Wed, Jul 21, 2004 - Page 10 News List

Lin says no capital gains tax for a while

CONTROVERSIAL IDEA The finance minister said his ministry has no timetable for introducing such a tax, the mere suggestion of which toppled two predecessors

By Joyce Huang  /  STAFF REPORTER

One of the government's long-term goals is to introduce a capital-gains tax on stocks but it has not decided on a timetable for doing so, Minister of Finance Lin Chuan (林全) said yesterday.

In a move to ease investors' concerns over the proposed tax, Lin told a press conference that his ministry had not discussed the proposal since it was placed on the long-term agenda for the nation's tax-reform plan formulated last January.

"The controversial tax proposal enjoys no priority and the ministry has no plan to deal with the issue within the next six to nine years," he said.

Both Vice Minister of Finance Gordon Chen (陳樹) and Lin Tseng-ji (林增吉), director-general of the ministry's Taxation Department, told reporters earlier yesterday that "the ministry has not ruled out the possibility of putting forward the proposal ahead of schedule."

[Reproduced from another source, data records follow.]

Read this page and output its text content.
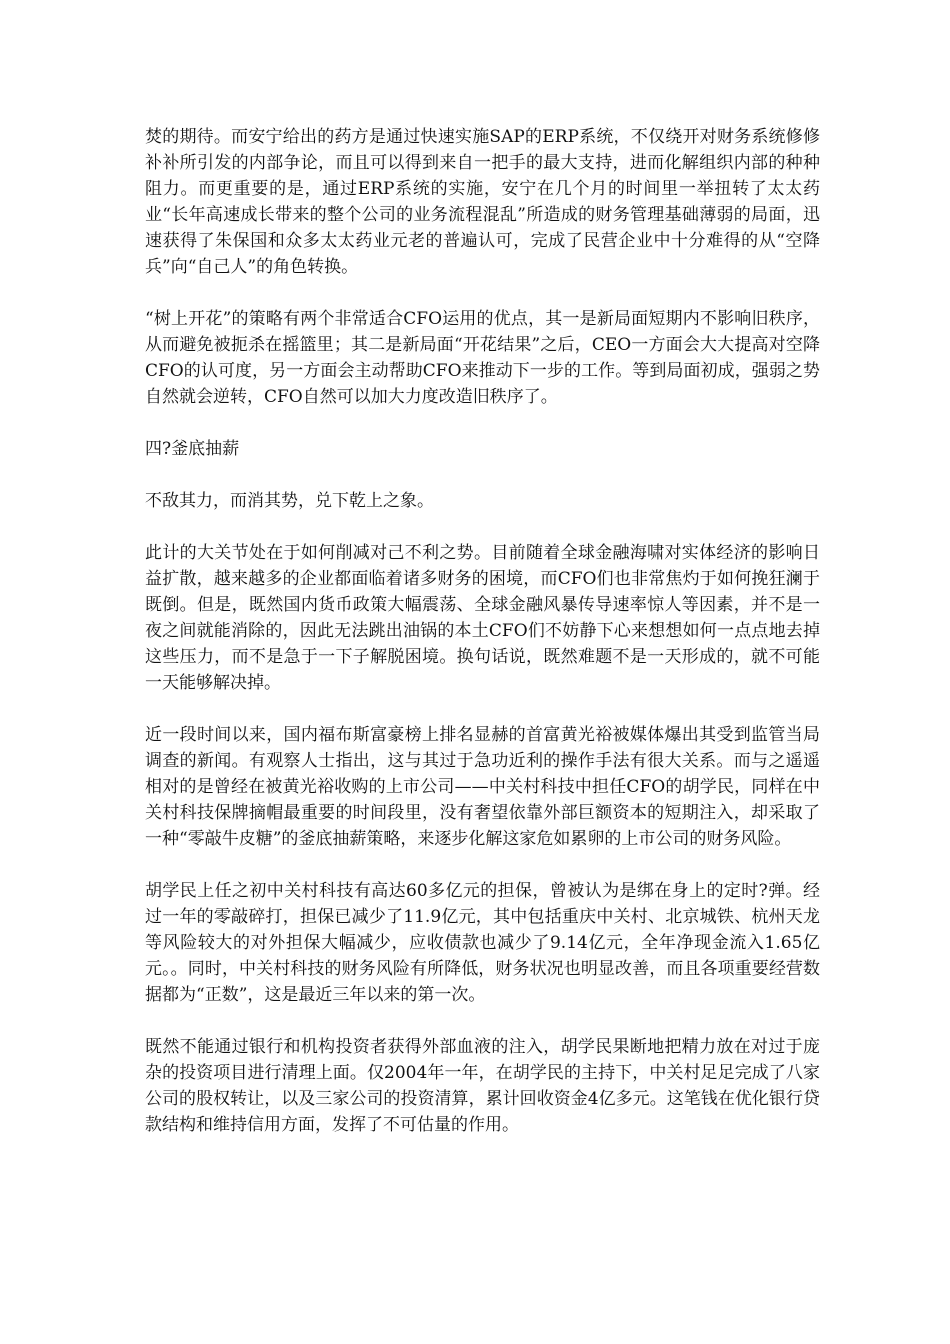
焚的期待。而安宁给出的药方是通过快速实施SAP的ERP系统，不仅绕开对财务系统修修补补所引发的内部争论，而且可以得到来自一把手的最大支持，进而化解组织内部的种种阻力。而更重要的是，通过ERP系统的实施，安宁在几个月的时间里一举扭转了太太药业“长年高速成长带来的整个公司的业务流程混乱”所造成的财务管理基础薄弱的局面，迅速获得了朱保国和众多太太药业元老的普遍认可，完成了民营企业中十分难得的从“空降兵”向“自己人”的角色转换。

“树上开花”的策略有两个非常适合CFO运用的优点，其一是新局面短期内不影响旧秩序，从而避免被扼杀在摇篮里；其二是新局面“开花结果”之后，CEO一方面会大大提高对空降CFO的认可度，另一方面会主动帮助CFO来推动下一步的工作。等到局面初成，强弱之势自然就会逆转，CFO自然可以加大力度改造旧秩序了。

四?釜底抽薪

不敌其力，而消其势，兑下乾上之象。

此计的大关节处在于如何削减对己不利之势。目前随着全球金融海啸对实体经济的影响日益扩散，越来越多的企业都面临着诸多财务的困境，而CFO们也非常焦灼于如何挽狂澜于既倒。但是，既然国内货币政策大幅震荡、全球金融风暴传导速率惊人等因素，并不是一夜之间就能消除的，因此无法跳出油锅的本土CFO们不妨静下心来想想如何一点点地去掉这些压力，而不是急于一下子解脱困境。换句话说，既然难题不是一天形成的，就不可能一天能够解决掉。

近一段时间以来，国内福布斯富豪榜上排名显赫的首富黄光裕被媒体爆出其受到监管当局调查的新闻。有观察人士指出，这与其过于急功近利的操作手法有很大关系。而与之遥遥相对的是曾经在被黄光裕收购的上市公司——中关村科技中担任CFO的胡学民，同样在中关村科技保牌摘帽最重要的时间段里，没有奢望依靠外部巨额资本的短期注入，却采取了一种“零敲牛皮糖”的釜底抽薪策略，来逐步化解这家危如累卵的上市公司的财务风险。

胡学民上任之初中关村科技有高达60多亿元的担保，曾被认为是绑在身上的定时?弹。经过一年的零敲碎打，担保已减少了11.9亿元，其中包括重庆中关村、北京城铁、杭州天龙等风险较大的对外担保大幅减少，应收债款也减少了9.14亿元，全年净现金流入1.65亿元。。同时，中关村科技的财务风险有所降低，财务状况也明显改善，而且各项重要经营数据都为“正数”，这是最近三年以来的第一次。

既然不能通过银行和机构投资者获得外部血液的注入，胡学民果断地把精力放在对过于庞杂的投资项目进行清理上面。仅2004年一年，在胡学民的主持下，中关村足足完成了八家公司的股权转让，以及三家公司的投资清算，累计回收资金4亿多元。这笔钱在优化银行贷款结构和维持信用方面，发挥了不可估量的作用。
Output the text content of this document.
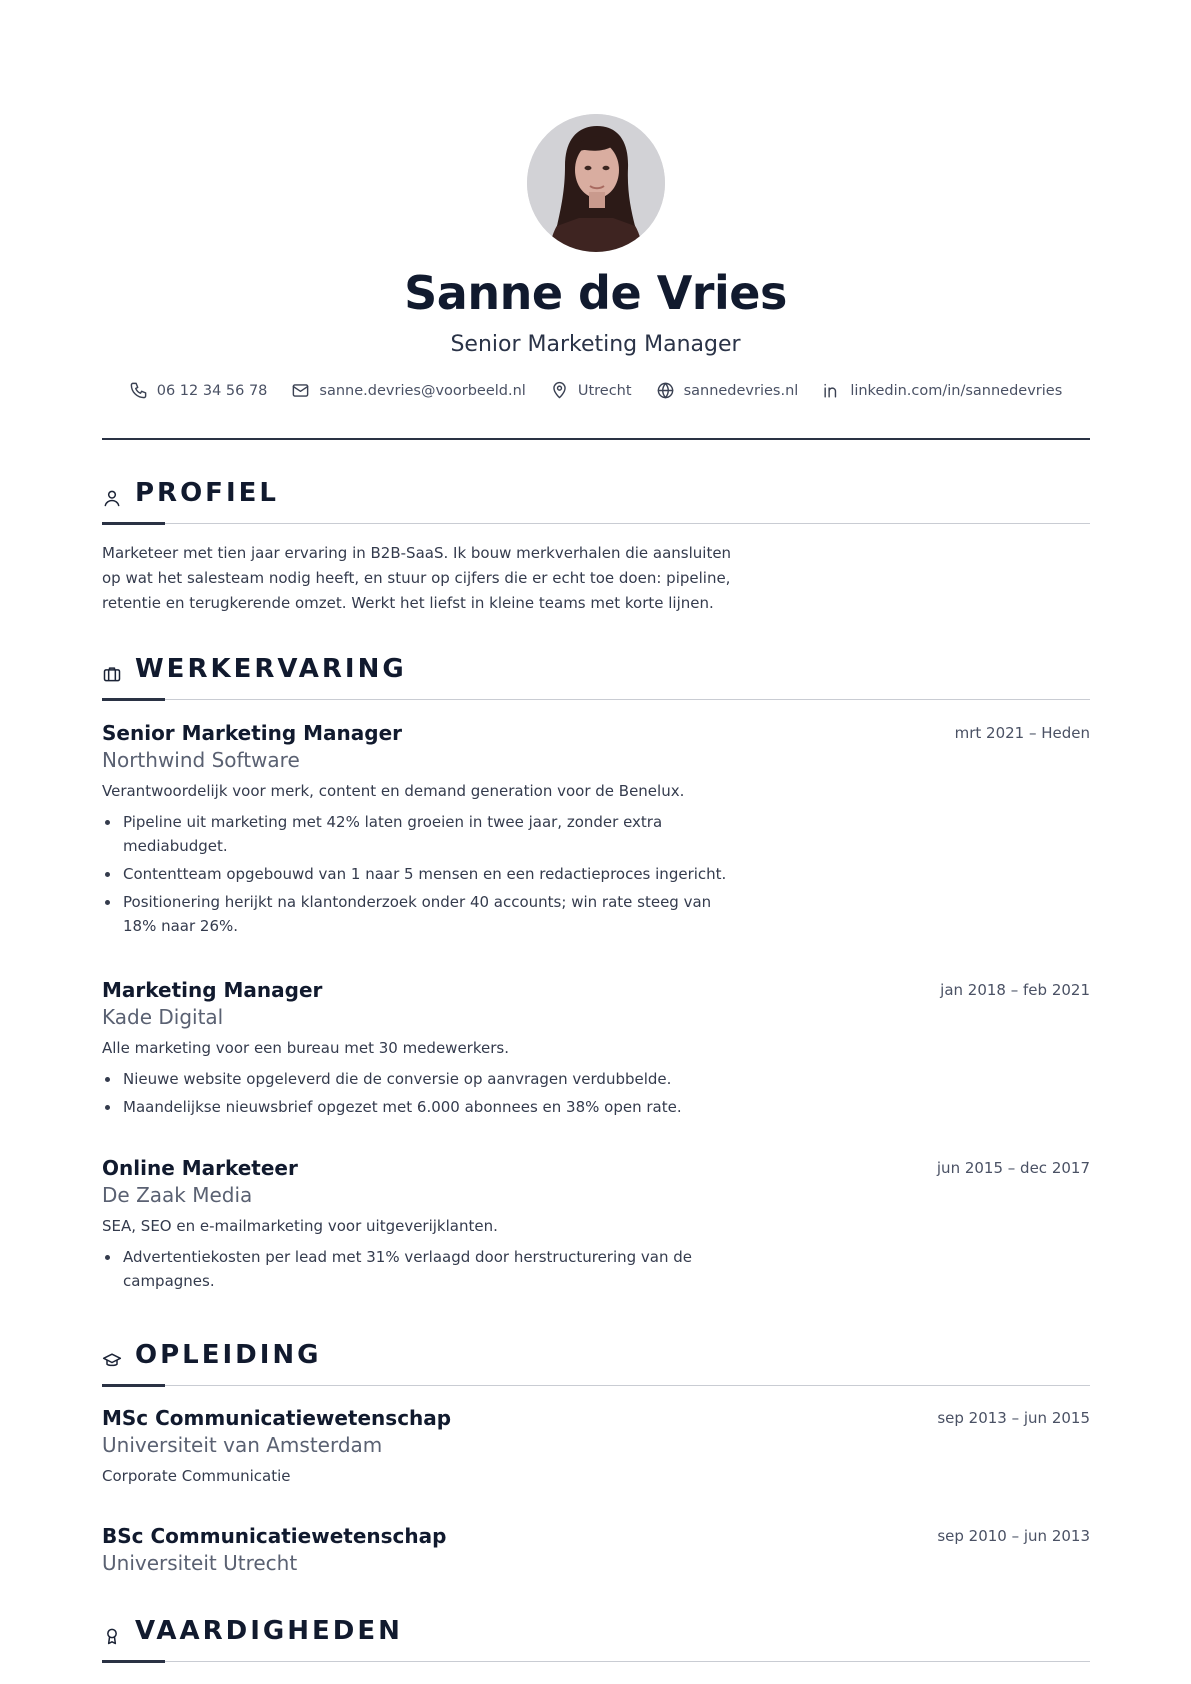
Sanne de Vries
Senior Marketing Manager
06 12 34 56 78	sanne.devries@voorbeeld.nl	Utrecht	sannedevries.nl	linkedin.com/in/sannedevries
PROFIEL
Marketeer met tien jaar ervaring in B2B-SaaS. Ik bouw merkverhalen die aansluiten op wat het salesteam nodig heeft, en stuur op cijfers die er echt toe doen: pipeline, retentie en terugkerende omzet. Werkt het liefst in kleine teams met korte lijnen.
WERKERVARING
Senior Marketing Manager
Northwind Software
mrt 2021 – Heden
Verantwoordelijk voor merk, content en demand generation voor de Benelux.
Pipeline uit marketing met 42% laten groeien in twee jaar, zonder extra mediabudget.
Contentteam opgebouwd van 1 naar 5 mensen en een redactieproces ingericht.
Positionering herijkt na klantonderzoek onder 40 accounts; win rate steeg van 18% naar 26%.
Marketing Manager
Kade Digital
jan 2018 – feb 2021
Alle marketing voor een bureau met 30 medewerkers.
Nieuwe website opgeleverd die de conversie op aanvragen verdubbelde.
Maandelijkse nieuwsbrief opgezet met 6.000 abonnees en 38% open rate.
Online Marketeer
De Zaak Media
jun 2015 – dec 2017
SEA, SEO en e-mailmarketing voor uitgeverijklanten.
Advertentiekosten per lead met 31% verlaagd door herstructurering van de campagnes.
OPLEIDING
MSc Communicatiewetenschap
Universiteit van Amsterdam
sep 2013 – jun 2015
Corporate Communicatie
BSc Communicatiewetenschap
Universiteit Utrecht
sep 2010 – jun 2013
VAARDIGHEDEN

Chen said after a seminar yesterday morning that the ministry "may place the tax proposal on the tax scheme's short-term agenda if a consensus can be formulated."

Last year the ministry placed tax proposals that are planned to be implemented in the next two years on its short-term agenda while placing those planned to be dealt with in the next seven to 10 years on a long-term agenda, he said.

Lin stressed that the media had misinterpreted his subordinates' remarks.

"No new policies to hike taxes will be launched as a sudden shock to negatively impact the market before any consensus is reached," he said.

Investors, however, took the various pronouncements, as well as media reports of military threats from China, negatively, sending the TAIEX down by 163.42 points to 5,325.68 on turnover of NT$62.95 billion.

"The finance ministry has denied that it would re-impose the capital gains tax now, and with such low trading momentum, we do not expect the ministry to take such action in the foreseeable future," George Lai, an analyst at SinoPac Securities Co (建華證券), wrote in a market letter yesterday.

"The government seems to be very itchy to raise money. There-fore, this new tax may possibly be imposed within a year," he said

Lin was an advocate of a capital-gains tax in 2000 before he joined President Chen Shui-bian's (陳水扁) administration. When he took over the ministry in December 2002, market watchers speculated that he might push for the tax, which had toppled two predecessors, including Shirley Kuo (郭婉容) in 1989, when the TAIEX fell for a 19 consecutive days -- from 8,000 to 4,763, a plunge of more than 40 percent.

The tax proposal has been an untouchable idea for most finance ministers for the past 15 years.